The average worker seems to be sleepwalking their way through their jobs, according to the latest employee engagement surveys. Here are three mostly free tactics to give your team a boost.
By Daniel Debow, contributor
While the U.S. economy recovers, the average worker seems to have lost a sense of meaning at work. They’re disengaged — and that disengagement is costing companies big money. According to a 2010 employee engagement study by Gallup, “disengaged employees erode an organization’s bottom line, while breaking the spirits of colleagues in the process. Within the U.S. workforce, Gallup estimates this cost to the bottom line to be more than $300 billion in lost productivity alone.” Ouch.
More importantly, that’s a lot of people who are sleepwalking through the activity that takes up the majority of their lives: their job. And it’s quite clear that throwing money at employees is not the answer. As Daniel Pink explains in
Drive: The Surprising Truth About What Motivates Us
, it’s “not how much money we make that ultimately makes us happy between nine-to-five. It’s whether our work fulfills us.”
I run a tech startup. Startups are known for their employee engagement practices. We have to be good at it. They might seem glamorous in movies like The Social Network, where Mark Zuckerberg goes from Harvard dorm to executive boardroom in 90 minutes of screen time. Working at a tech startup translates to years of long hours, below-market salaries, and the nagging fear that all of your friends are on the Facebook rocket while you’ve picked the MySpace horse and buggy.
So tech startups have some common practices to keep their talent motivated and engaged. While the basic principles behind these techniques are low-tech, tech companies have, unsurprisingly, found ways to enhance them by using technology. But the trick is to keep it simple. It’s not rocket science — it’s about human connection.
Here are three ways I try to keep my team engaged:
1. Make time for face time: There’s no substitute for personal contact. The personal touch can be challenging for today’s distributed workforces, but technology can help. We link our Toronto and San Francisco offices with a corporate video Skype portal, so teams at one location have instant video access to teams at the other.

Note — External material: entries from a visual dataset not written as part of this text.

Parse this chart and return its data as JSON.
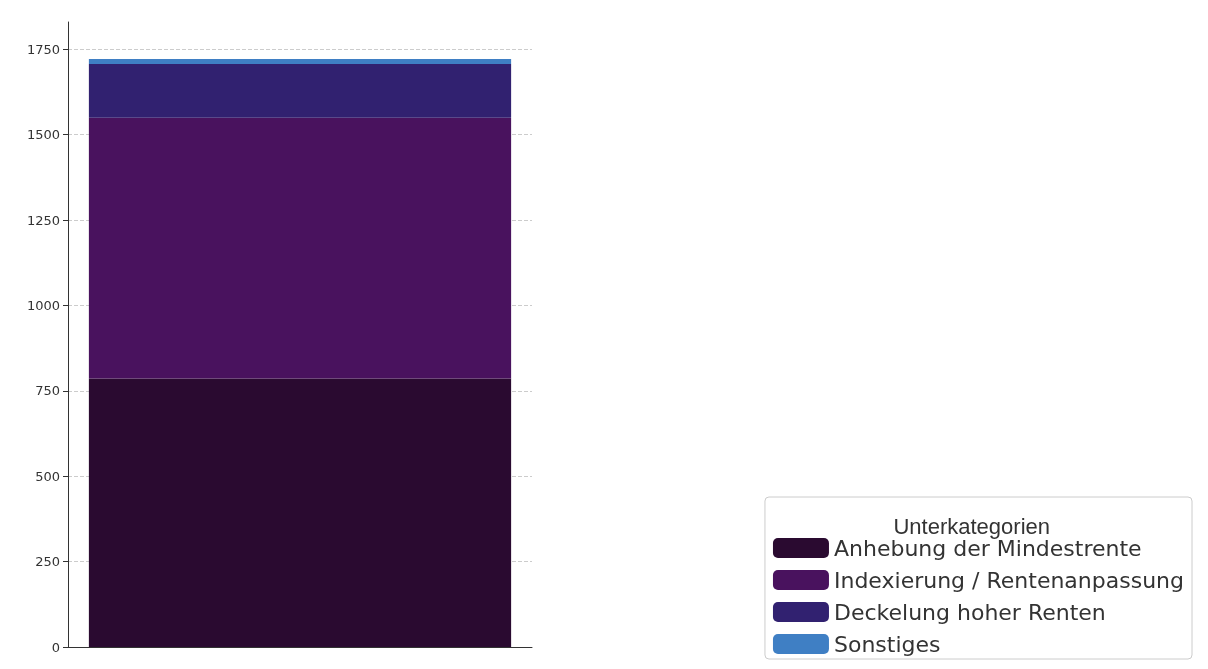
{
  "chart_data": {
    "type": "bar",
    "stacked": true,
    "categories": [
      null
    ],
    "series": [
      {
        "name": "Anhebung der Mindestrente",
        "color": "#2a0a30",
        "values": [
          786
        ]
      },
      {
        "name": "Indexierung / Rentenanpassung",
        "color": "#49125e",
        "values": [
          764
        ]
      },
      {
        "name": "Deckelung hoher Renten",
        "color": "#312170",
        "values": [
          157
        ]
      },
      {
        "name": "Sonstiges",
        "color": "#3f7fc4",
        "values": [
          15
        ]
      }
    ],
    "legend_title": "Unterkategorien",
    "legend": "bottom right",
    "ylim": [
      0,
      1830
    ],
    "yticks": [
      0,
      250,
      500,
      750,
      1000,
      1250,
      1500,
      1750
    ],
    "grid": "y"
  }
}
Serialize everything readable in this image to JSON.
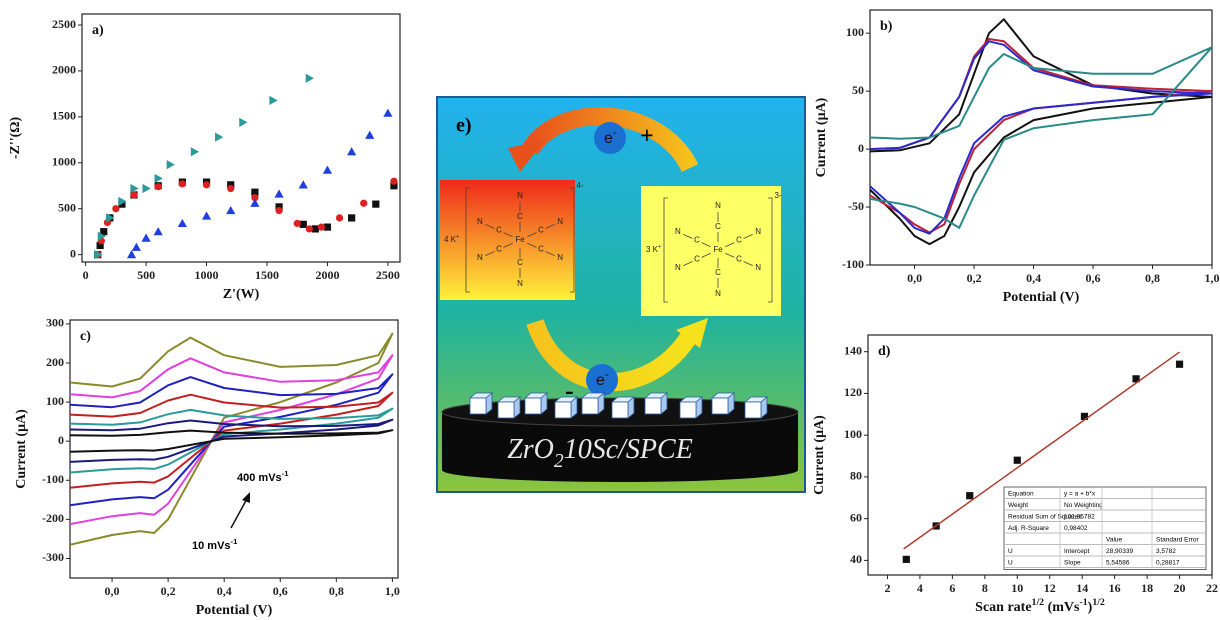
{
  "chart_data": [
    {
      "type": "scatter",
      "title": "a)",
      "xlabel": "Z'(W)",
      "ylabel": "-Z''(Ω)",
      "xlim": [
        -30,
        2600
      ],
      "ylim": [
        -80,
        2620
      ],
      "xticks": [
        0,
        500,
        1000,
        1500,
        2000,
        2500
      ],
      "yticks": [
        0,
        500,
        1000,
        1500,
        2000,
        2500
      ],
      "series": [
        {
          "color": "#111111",
          "marker": "square",
          "x": [
            100,
            120,
            150,
            200,
            300,
            400,
            600,
            800,
            1000,
            1200,
            1400,
            1600,
            1800,
            1900,
            2000,
            2200,
            2400,
            2550
          ],
          "values": [
            0,
            100,
            250,
            400,
            550,
            650,
            750,
            790,
            790,
            760,
            680,
            520,
            330,
            280,
            300,
            400,
            550,
            750
          ]
        },
        {
          "color": "#e02020",
          "marker": "circle",
          "x": [
            100,
            130,
            180,
            250,
            400,
            600,
            800,
            1000,
            1200,
            1400,
            1600,
            1750,
            1850,
            1950,
            2100,
            2300,
            2550
          ],
          "values": [
            0,
            150,
            350,
            500,
            650,
            740,
            770,
            760,
            720,
            620,
            480,
            340,
            280,
            300,
            400,
            560,
            800
          ]
        },
        {
          "color": "#1f3fe0",
          "marker": "triangle-up",
          "x": [
            380,
            420,
            500,
            600,
            800,
            1000,
            1200,
            1400,
            1600,
            1800,
            2000,
            2200,
            2350,
            2500
          ],
          "values": [
            0,
            80,
            180,
            250,
            340,
            420,
            480,
            560,
            660,
            760,
            920,
            1120,
            1300,
            1540
          ]
        },
        {
          "color": "#2a9a9a",
          "marker": "triangle-right",
          "x": [
            100,
            130,
            200,
            300,
            400,
            500,
            600,
            700,
            900,
            1100,
            1300,
            1550,
            1850
          ],
          "values": [
            0,
            200,
            400,
            580,
            720,
            720,
            830,
            980,
            1120,
            1280,
            1440,
            1680,
            1920
          ]
        }
      ]
    },
    {
      "type": "line",
      "title": "b)",
      "xlabel": "Potential (V)",
      "ylabel": "Current (μA)",
      "xlim": [
        -0.15,
        1.0
      ],
      "ylim": [
        -100,
        120
      ],
      "xticks": [
        {
          "value": 0,
          "label": "0,0"
        },
        {
          "value": 0.2,
          "label": "0,2"
        },
        {
          "value": 0.4,
          "label": "0,4"
        },
        {
          "value": 0.6,
          "label": "0,6"
        },
        {
          "value": 0.8,
          "label": "0,8"
        },
        {
          "value": 1.0,
          "label": "1,0"
        }
      ],
      "yticks": [
        -100,
        -50,
        0,
        50,
        100
      ],
      "x": [
        -0.15,
        -0.05,
        0.05,
        0.15,
        0.2,
        0.25,
        0.3,
        0.4,
        0.6,
        0.8,
        1.0,
        0.8,
        0.6,
        0.4,
        0.3,
        0.2,
        0.15,
        0.1,
        0.05,
        0,
        -0.05,
        -0.15
      ],
      "series": [
        {
          "color": "#111111",
          "values": [
            -2,
            -1,
            5,
            30,
            65,
            100,
            112,
            80,
            55,
            48,
            45,
            40,
            35,
            25,
            10,
            -20,
            -50,
            -75,
            -82,
            -75,
            -60,
            -35
          ]
        },
        {
          "color": "#c0203a",
          "values": [
            0,
            1,
            10,
            45,
            80,
            95,
            93,
            70,
            55,
            52,
            50,
            45,
            40,
            35,
            25,
            0,
            -30,
            -65,
            -72,
            -65,
            -55,
            -40
          ]
        },
        {
          "color": "#2a2ad0",
          "values": [
            0,
            1,
            10,
            45,
            78,
            93,
            90,
            68,
            54,
            50,
            48,
            45,
            40,
            35,
            28,
            5,
            -25,
            -60,
            -73,
            -68,
            -55,
            -32
          ]
        },
        {
          "color": "#2a8a8a",
          "values": [
            10,
            9,
            10,
            20,
            45,
            70,
            82,
            70,
            65,
            65,
            88,
            30,
            25,
            18,
            8,
            -40,
            -68,
            -60,
            -55,
            -50,
            -47,
            -43
          ]
        }
      ]
    },
    {
      "type": "line",
      "title": "c)",
      "xlabel": "Potential (V)",
      "ylabel": "Current (μA)",
      "xlim": [
        -0.15,
        1.02
      ],
      "ylim": [
        -350,
        310
      ],
      "xticks": [
        {
          "value": 0,
          "label": "0,0"
        },
        {
          "value": 0.2,
          "label": "0,2"
        },
        {
          "value": 0.4,
          "label": "0,4"
        },
        {
          "value": 0.6,
          "label": "0,6"
        },
        {
          "value": 0.8,
          "label": "0,8"
        },
        {
          "value": 1.0,
          "label": "1,0"
        }
      ],
      "yticks": [
        -300,
        -200,
        -100,
        0,
        100,
        200,
        300
      ],
      "annotations": [
        [
          "400 mVs",
          "-1"
        ],
        [
          "10 mVs",
          "-1"
        ]
      ],
      "x": [
        -0.15,
        0.0,
        0.1,
        0.2,
        0.28,
        0.4,
        0.6,
        0.8,
        0.95,
        1.0,
        0.95,
        0.8,
        0.6,
        0.4,
        0.2,
        0.15,
        0.1,
        0.0,
        -0.15
      ],
      "series": [
        {
          "color": "#8a8a2a",
          "values": [
            150,
            140,
            160,
            230,
            265,
            220,
            190,
            195,
            220,
            275,
            200,
            150,
            100,
            60,
            -200,
            -235,
            -230,
            -240,
            -265
          ]
        },
        {
          "color": "#e040e0",
          "values": [
            120,
            112,
            128,
            184,
            212,
            176,
            152,
            156,
            176,
            220,
            160,
            120,
            80,
            48,
            -160,
            -188,
            -184,
            -192,
            -212
          ]
        },
        {
          "color": "#2020c0",
          "values": [
            93,
            87,
            99,
            143,
            164,
            136,
            118,
            121,
            136,
            171,
            124,
            93,
            62,
            37,
            -124,
            -146,
            -143,
            -149,
            -164
          ]
        },
        {
          "color": "#c02020",
          "values": [
            68,
            63,
            72,
            104,
            119,
            99,
            86,
            88,
            99,
            124,
            90,
            68,
            45,
            27,
            -90,
            -106,
            -104,
            -108,
            -119
          ]
        },
        {
          "color": "#2a9a9a",
          "values": [
            45,
            42,
            48,
            69,
            80,
            66,
            57,
            59,
            66,
            83,
            60,
            45,
            30,
            18,
            -60,
            -71,
            -69,
            -72,
            -80
          ]
        },
        {
          "color": "#1a1a80",
          "values": [
            30,
            28,
            32,
            46,
            53,
            44,
            38,
            39,
            44,
            55,
            40,
            30,
            20,
            12,
            -40,
            -47,
            -46,
            -48,
            -53
          ]
        },
        {
          "color": "#111111",
          "values": [
            15,
            14,
            16,
            23,
            27,
            22,
            19,
            20,
            22,
            28,
            20,
            15,
            10,
            6,
            -20,
            -24,
            -23,
            -24,
            -27
          ]
        }
      ]
    },
    {
      "type": "scatter",
      "title": "d)",
      "xlabel": [
        "Scan rate",
        "1/2",
        " (mVs",
        "-1",
        ")",
        "1/2"
      ],
      "ylabel": "Current (μA)",
      "xlim": [
        0.8,
        22
      ],
      "ylim": [
        33,
        148
      ],
      "xticks": [
        2,
        4,
        6,
        8,
        10,
        12,
        14,
        16,
        18,
        20,
        22
      ],
      "yticks": [
        40,
        60,
        80,
        100,
        120,
        140
      ],
      "series": [
        {
          "color": "#111111",
          "marker": "square",
          "x": [
            3.16,
            5,
            7.07,
            10,
            14.14,
            17.32,
            20
          ],
          "values": [
            40.5,
            56.5,
            71,
            88,
            109,
            127,
            134
          ]
        }
      ],
      "fit": {
        "color": "#b03a2e",
        "x": [
          3,
          20
        ],
        "values": [
          45.54,
          139.82
        ]
      },
      "table": {
        "info": [
          [
            "Equation",
            "y = a + b*x"
          ],
          [
            "Weight",
            "No Weighting"
          ],
          [
            "Residual Sum of Squares",
            "101,35782"
          ],
          [
            "Adj. R-Square",
            "0,98402"
          ]
        ],
        "header": [
          "Value",
          "Standard Error"
        ],
        "params": [
          [
            "U",
            "Intercept",
            "28,90339",
            "3,5782"
          ],
          [
            "U",
            "Slope",
            "5,54586",
            "0,28817"
          ]
        ]
      }
    }
  ],
  "diagram": {
    "label": "e)",
    "electron": [
      "e",
      "-"
    ],
    "plus": "+",
    "minus": "-",
    "left_complex": {
      "counter_ion": [
        "4 K",
        "+"
      ],
      "metal": "Fe",
      "carbon": "C",
      "nitrogen": "N",
      "charge": "4-"
    },
    "right_complex": {
      "counter_ion": [
        "3 K",
        "+"
      ],
      "metal": "Fe",
      "carbon": "C",
      "nitrogen": "N",
      "charge": "3-"
    },
    "electrode": [
      "ZrO",
      "2",
      "10Sc/SPCE"
    ]
  }
}
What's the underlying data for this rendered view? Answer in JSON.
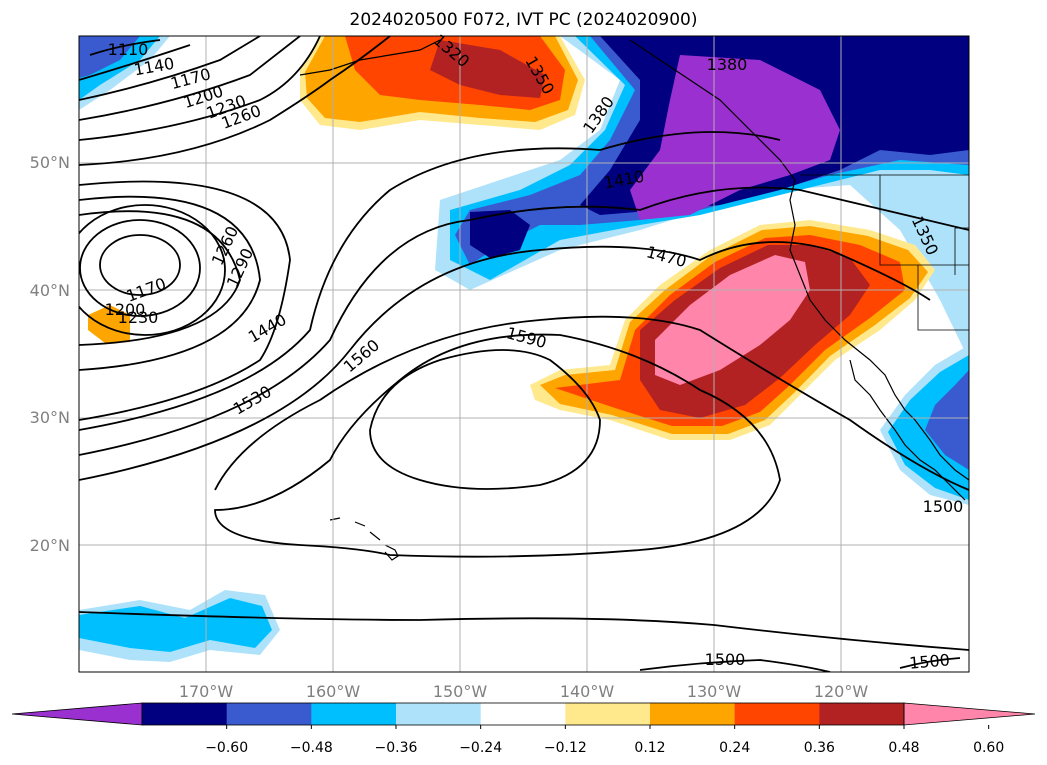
{
  "title": "2024020500 F072, IVT PC (2024020900)",
  "map": {
    "lat_labels": [
      "50°N",
      "40°N",
      "30°N",
      "20°N"
    ],
    "lon_labels": [
      "170°W",
      "160°W",
      "150°W",
      "140°W",
      "130°W",
      "120°W"
    ],
    "contour_labels": [
      "1110",
      "1140",
      "1170",
      "1200",
      "1230",
      "1260",
      "1320",
      "1350",
      "1380",
      "1380",
      "1410",
      "1350",
      "1260",
      "1290",
      "1470",
      "1170",
      "1200",
      "1230",
      "1440",
      "1590",
      "1560",
      "1530",
      "1500",
      "1500",
      "1500"
    ]
  },
  "colorbar": {
    "colors": [
      "#9b30d0",
      "#000080",
      "#3a5bd0",
      "#00bfff",
      "#aee2fa",
      "#ffffff",
      "#ffe98c",
      "#ffa500",
      "#ff4500",
      "#b22222",
      "#ff85aa"
    ],
    "tick_labels": [
      "−0.60",
      "−0.48",
      "−0.36",
      "−0.24",
      "−0.12",
      "0.12",
      "0.24",
      "0.36",
      "0.48",
      "0.60"
    ]
  }
}
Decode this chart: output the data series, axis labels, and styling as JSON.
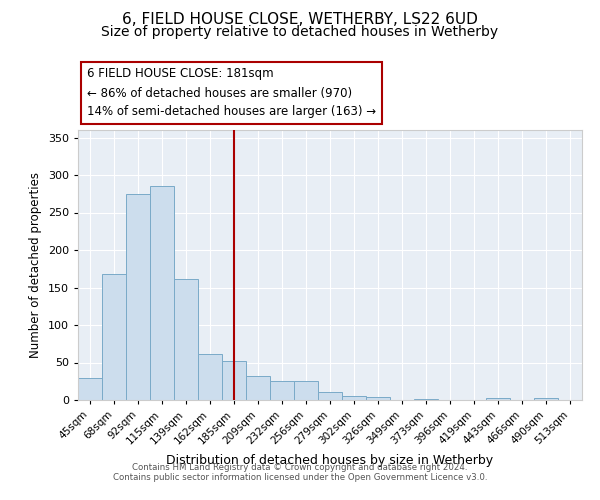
{
  "title": "6, FIELD HOUSE CLOSE, WETHERBY, LS22 6UD",
  "subtitle": "Size of property relative to detached houses in Wetherby",
  "xlabel": "Distribution of detached houses by size in Wetherby",
  "ylabel": "Number of detached properties",
  "categories": [
    "45sqm",
    "68sqm",
    "92sqm",
    "115sqm",
    "139sqm",
    "162sqm",
    "185sqm",
    "209sqm",
    "232sqm",
    "256sqm",
    "279sqm",
    "302sqm",
    "326sqm",
    "349sqm",
    "373sqm",
    "396sqm",
    "419sqm",
    "443sqm",
    "466sqm",
    "490sqm",
    "513sqm"
  ],
  "values": [
    29,
    168,
    275,
    285,
    162,
    61,
    52,
    32,
    25,
    25,
    11,
    5,
    4,
    0,
    2,
    0,
    0,
    3,
    0,
    3,
    0
  ],
  "bar_color": "#ccdded",
  "bar_edgecolor": "#7aaac8",
  "vline_index": 6,
  "vline_color": "#aa0000",
  "annotation_box_text": "6 FIELD HOUSE CLOSE: 181sqm\n← 86% of detached houses are smaller (970)\n14% of semi-detached houses are larger (163) →",
  "annotation_box_color": "#aa0000",
  "annotation_box_fill": "#ffffff",
  "ylim": [
    0,
    360
  ],
  "yticks": [
    0,
    50,
    100,
    150,
    200,
    250,
    300,
    350
  ],
  "footer_line1": "Contains HM Land Registry data © Crown copyright and database right 2024.",
  "footer_line2": "Contains public sector information licensed under the Open Government Licence v3.0.",
  "title_fontsize": 11,
  "subtitle_fontsize": 10,
  "bg_color": "#ffffff",
  "plot_bg_color": "#e8eef5"
}
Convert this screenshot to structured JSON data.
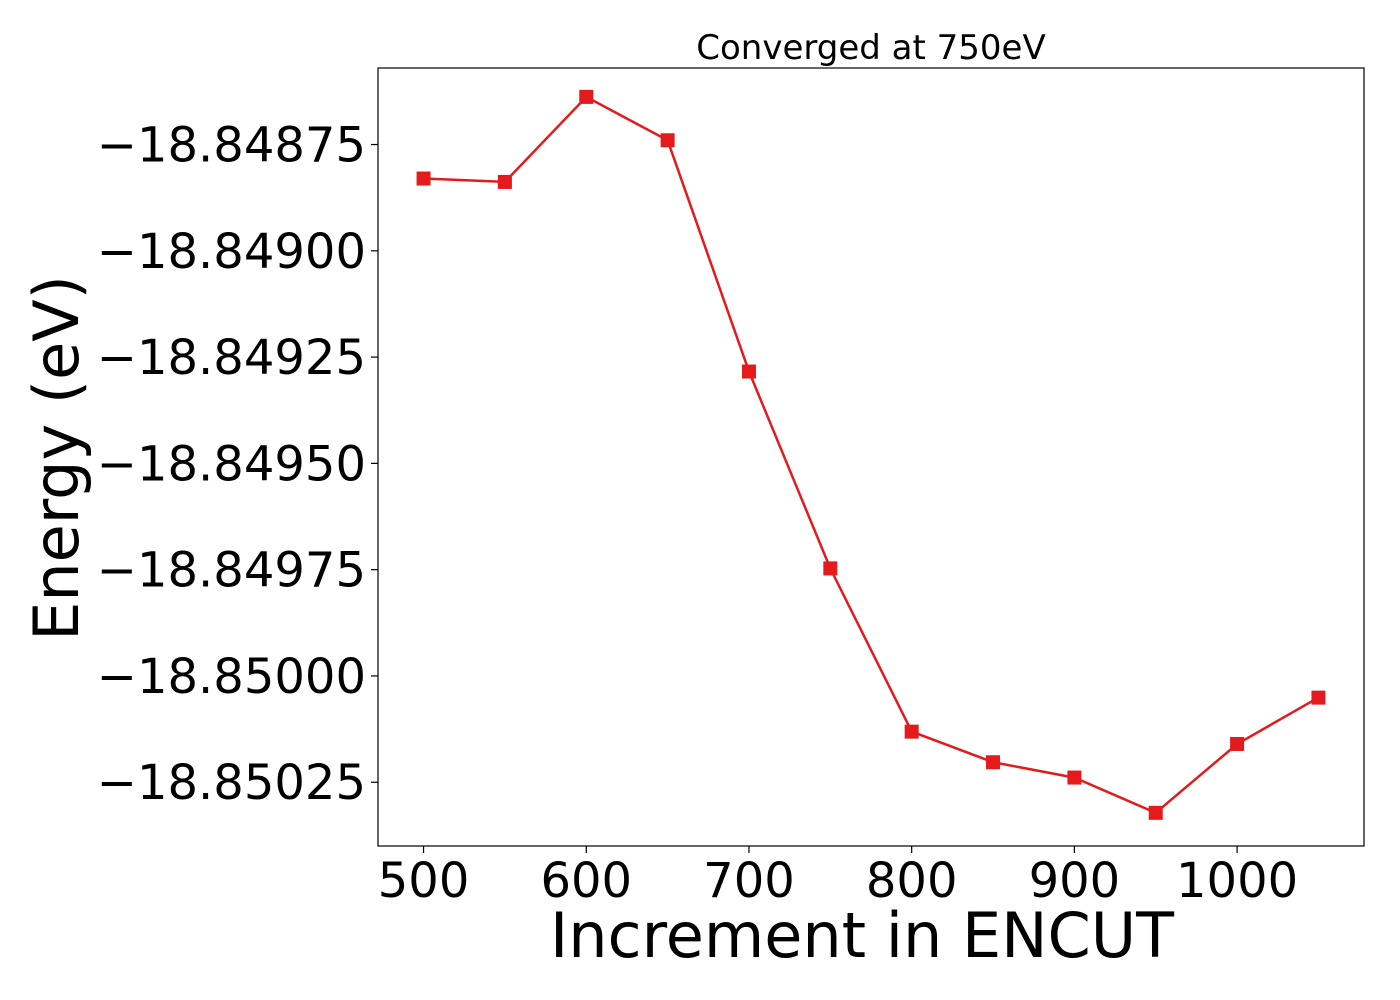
{
  "chart_data": {
    "type": "line",
    "title": "Converged at 750eV",
    "xlabel": "Increment in ENCUT",
    "ylabel": "Energy (eV)",
    "xlim": [
      472,
      1078
    ],
    "ylim": [
      -18.8504,
      -18.84857
    ],
    "x_ticks": [
      500,
      600,
      700,
      800,
      900,
      1000
    ],
    "x_tick_labels": [
      "500",
      "600",
      "700",
      "800",
      "900",
      "1000"
    ],
    "y_ticks": [
      -18.84875,
      -18.849,
      -18.84925,
      -18.8495,
      -18.84975,
      -18.85,
      -18.85025
    ],
    "y_tick_labels": [
      "−18.84875",
      "−18.84900",
      "−18.84925",
      "−18.84950",
      "−18.84975",
      "−18.85000",
      "−18.85025"
    ],
    "grid": false,
    "series": [
      {
        "color": "#e41a1c",
        "marker": "square",
        "x": [
          500,
          550,
          600,
          650,
          700,
          750,
          800,
          850,
          900,
          950,
          1000,
          1050
        ],
        "y": [
          -18.84883,
          -18.848838,
          -18.848638,
          -18.84874,
          -18.849284,
          -18.849747,
          -18.850131,
          -18.850203,
          -18.850239,
          -18.850322,
          -18.85016,
          -18.850051
        ]
      }
    ]
  }
}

2. Say thanks: In 2009, during the depths of the economic downturn, a McKinsey study found that the most important incentive a company can offer to engage employees is praise and commendation from their immediate manager. Sixty-seven percent of survey respondents ranked praise as “effective” or “very effective,” well above stock options (35%), an increase in base pay (52%) and even cold, hard cash bonuses (60%). My company uses software that lets everyone thank each other publicly by awarding each other badges for everything from great coding to hitting their numbers. But a simple thank you, in person or by email, can go a long way.
3. Connect work with meaning: In his new book PEAK: How Great Companies Get Their Mojo from Maslow, Chip Conley discusses encouraging housekeepers at his Joie de Vivre hotel chain to think of themselves as “clutter busters” and “the peace of mind police.” While those labels may sound a little ridiculous, reframing the job encourages employees to connect their work with its impact on the people around them. My company uses a public company-wide feed (like a Facebook wall but only visible to our employees) to post positive feedback and stories we hear from our customers.
The best part of all these tactics? They are mostly free. That’s critical for a startup running on investor capital. But in these uncertain economic times, isn’t effective plus free the right answer for just about every business? Spending a little time to save some of that $300 billion in lost productivity every year sounds like a bargain to me.
Daniel Debow is co-CEO of Rypple, a social software company that allows people to stay on track, share continuous feedback and coach each other at work.